We condemn police brutality both locally and globally. On Tuesday morning, over 500 police in riot gear attacked the Occupy Oakland encampment, arresting over 70 people and destroying protesters' property. By that evening, upwards of 1,000 people marched through Oakland to continue the protest when police began shooting rubber bullets and throwing concussion grenades and tear gas directly into the crowd, injuring several nonviolent protesters. Scott Olsen, an Iraq war Marine veteran, was hospitalized for critical injuries. Here in Portland Aaron Campbell, a young African-American man, was murdered by Portland police officer Ronald Frashour.

The Occupy Oakland movement has called for a general strike and mass day of action on Wednesday, November 2. The arrests here in Portland Sunday morning are only the beginning of what will be a battle for the rights of citizens to peacefully assemble and protest the growing inequality of wealth and resources.

And here's the police bureau's statement, including the names of all those who were arrested (with link to photos here):

Portland Police officers arrested 27 people early this morning in Jamison Square Park in Northwest Portland. 25 people were charged with Interfering with a Police Officer, Criminal Trespass in the Second Degree and Disorderly Conduct in the Second Degree

20-year-old Benjamin Anderson Harris and 28-year-old Benjamin Burson were charged with Criminal Trespass in the Second Degree and Interfering with a Police Officer. They were arrested prior to the arrest of the 25 people seated in Jamison Square.

The 25 people peacefully arrested sitting in Jamison Square Park were charged with Interfering with a Police Officer, Criminal Trespass in the Second Degree and Disorderly Conduct in the Second Degree.

Numerous noise complaints from area residents were called into the Bureau of Emergency Communications (BOEC) throughout the evening.

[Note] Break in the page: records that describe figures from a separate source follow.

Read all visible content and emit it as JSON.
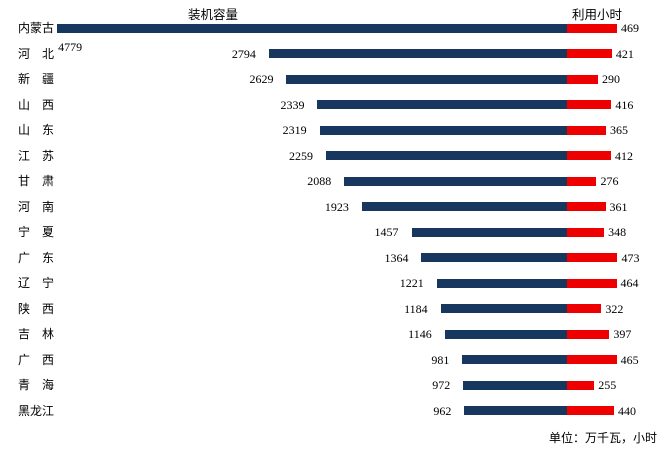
{
  "chart_data": {
    "type": "bar",
    "orientation": "horizontal-diverging",
    "title_left": "装机容量",
    "title_right": "利用小时",
    "unit_note": "单位：万千瓦，小时",
    "grid": false,
    "axes_visible": false,
    "value_labels": "outside-end",
    "categories": [
      "内蒙古",
      "河　北",
      "新　疆",
      "山　西",
      "山　东",
      "江　苏",
      "甘　肃",
      "河　南",
      "宁　夏",
      "广　东",
      "辽　宁",
      "陕　西",
      "吉　林",
      "广　西",
      "青　海",
      "黑龙江"
    ],
    "series": [
      {
        "name": "装机容量",
        "direction": "left",
        "color": "#17375E",
        "values": [
          4779,
          2794,
          2629,
          2339,
          2319,
          2259,
          2088,
          1923,
          1457,
          1364,
          1221,
          1184,
          1146,
          981,
          972,
          962
        ]
      },
      {
        "name": "利用小时",
        "direction": "right",
        "color": "#EE0000",
        "values": [
          469,
          421,
          290,
          416,
          365,
          412,
          276,
          361,
          348,
          473,
          464,
          322,
          397,
          465,
          255,
          440
        ]
      }
    ],
    "colors": {
      "capacity": "#17375E",
      "hours": "#EE0000",
      "text": "#000000",
      "background": "#FFFFFF"
    }
  }
}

The arrests were made after the 25 refused to leave the park after several instructions to leave the park were given by police and Park Rangers. Jamison Square Park closes at 12:00 a.m.

Those arrested include the following:

46-year-old Angela Irene Hammit
51-year-old Alberta Ellen Lozon
22-year-old Jessica Freeman
22-year-old David Jensen Thomas
31-year-old Joseph Montique Gordon
21-year-old Axcelle Deone Bell
22-year-old Grant Curtis Booth
51-year-old Daniel Keller
25-year-old Sarah Coble
18-year-old Hannah Grundner
23-year-old Nadia Greene
24-year-old Caitlin Triall Wilson
57-year-old Cathy Diane Alexander
36-year-old James Michael Lopes
27-year-old Mitchell David Scott
28-year-old Mathew Walsh
28-year-old Bradley Clair Beach
24-year-old Matthew Denny
20-year-old Cameron Whitten

Additionally, a 16-year-old and two 17-year-olds were arrested.

Three adult females chose not to give their names and were booked as "Jane Doe" into the Multnomah County Jail. Additionally 24-year-old Matthew Denny and 60-year-old Cathy Diane Alexander were booked into jail.

The juveniles and remaining 17 adults were given citations and released from custody.